If response.text is used, garbled code may appear, such as:
import requests response = requests.get("http://www.sina.com") print(response.text)
Result:
<!DOCTYPE html> <!-- [ published at 2017-06-09 15:18:10 ] --> <html> <head> <meta http-equiv="Content-type" content="text/html; charset=utf-8" /> <meta http-equiv="X-UA-Compatible" content="IE=edge" /> <title>新浪首页</title> <meta name="keywords" content="新浪,新浪ç½',SINA,sina,sina.com.cn,新浪首页,门户,资讯" /> <meta name="description" content="新浪ç½'为å...¨çƒç"¨æˆ·24å°æ—¶æä¾›å...¨é¢åŠæ—¶çš„ä¸æ–‡èµ„讯,å†...容覆盖国å†...外çªå'新闻事件ã€ä½"å›èµ›äº‹ã€å¨±ä¹æ—¶å°šã€äº§ä¸šèµ„讯ã€å®žç"¨ä¿¡æ¯ç‰ï¼Œè®¾æœ‰æ–°é—»ã€ä½"育ã€å¨±ä¹ã€è´¢ç»ã€ç§'技ã€æˆ¿äº§ã€æ±½è½¦ç‰30多个å†...容é¢'é",åŒæ—¶å¼€è®¾åšå®¢ã€è§†é¢'ã€è®ºå›ç‰è‡ªç"±äº'动交æµç©ºé—´ã€‚" /> <link rel="mask-icon" sizes="any" href="//www.sina.com.cn/favicon.svg" color="red">
- Reason
When a response is received, requests guesses the encoding of the response, which is used to decode the response when you call the response.text method. Requests first checks whether the specified encoding method exists in the HTTP header. If not, it will use chardet.detect to try to guess the encoding method (with errors), so response. Content. Decode() is more recommended
2. Post request:
The functions of website login and registration are generally done through post request. Learning to initiate post request with Requests is also the first step to climb the website that needs to be logged in.

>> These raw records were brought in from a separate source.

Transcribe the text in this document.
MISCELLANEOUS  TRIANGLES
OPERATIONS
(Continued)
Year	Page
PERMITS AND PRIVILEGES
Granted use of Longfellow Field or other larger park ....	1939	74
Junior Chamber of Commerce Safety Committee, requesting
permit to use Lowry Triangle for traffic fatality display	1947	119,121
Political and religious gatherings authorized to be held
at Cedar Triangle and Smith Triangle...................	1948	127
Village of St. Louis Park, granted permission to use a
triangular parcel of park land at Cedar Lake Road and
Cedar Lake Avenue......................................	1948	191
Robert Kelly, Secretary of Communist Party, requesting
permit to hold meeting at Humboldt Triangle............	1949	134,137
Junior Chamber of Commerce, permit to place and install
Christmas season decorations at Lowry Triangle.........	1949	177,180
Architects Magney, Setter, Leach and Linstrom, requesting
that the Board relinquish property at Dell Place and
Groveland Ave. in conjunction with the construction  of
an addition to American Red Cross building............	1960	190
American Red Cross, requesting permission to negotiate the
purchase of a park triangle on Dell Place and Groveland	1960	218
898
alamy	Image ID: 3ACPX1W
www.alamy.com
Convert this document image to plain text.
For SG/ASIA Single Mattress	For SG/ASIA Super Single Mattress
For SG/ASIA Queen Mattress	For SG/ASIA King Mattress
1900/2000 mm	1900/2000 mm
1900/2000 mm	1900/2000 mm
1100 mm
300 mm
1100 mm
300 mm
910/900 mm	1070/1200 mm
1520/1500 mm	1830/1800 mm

import requests #Test request address req_url = "https://httpbin.org/post" #Form Data formdata = { 'username': 'test', 'password': '123456', } #Add request header req_header = { 'User-Agent':'Mozilla/5.0 (X11; Linux x86_64) AppleWebKit/537.36 (KHTML, like Gecko) Chrome/67.0.3396.99 Safari/537.36', } #Initiate request response = requests.post( req_url, data = formdata, headers = req_header ) print (response.text) # If it is a json file, it can be displayed directly #print (response.json())
Result:
{ "args": {}, "data": "", "files": {}, "form": { "password": "123456", "username": "test" }, "headers": { "Accept": "*/*", "Accept-Encoding": "gzip, deflate", "Content-Length": "29", "Content-Type": "application/x-www-form-urlencoded", "Host": "httpbin.org", "User-Agent": "Mozilla/5.0 (X11; Linux x86_64) AppleWebKit/537.36 (KHTML, like Gecko) Chrome/67.0.3396.99 Safari/537.36" }, "json": null, "origin": "223.72.76.90, 223.72.76.90", "url": "https://httpbin.org/post" }
- Upload files
url = 'https://httpbin.org/post' files = {'file': open('image.png', 'rb')} response = requests.post(url, files=files) print(response.text)
Result:
{ "args": {}, "data": "", "files": { "file": "....Too much content to show" }, "form": {}, "headers": { "Accept": "*/*", "Accept-Encoding": "gzip, deflate", "Content-Length": "27597", "Content-Type": "multipart/form-data; boundary=16afeeccbaec949570677ca271dc2d0c", "Host": "httpbin.org", "User-Agent": "python-requests/2.21.0" }, "json": null, "origin": "223.72.76.90, 223.72.76.90", "url": "https://httpbin.org/post" }
Four, summary
The above is the basic Get request and Post request of Requests. The syntax is relatively simple, which is also the first step to learn how to crawl. Come on! Teenager year.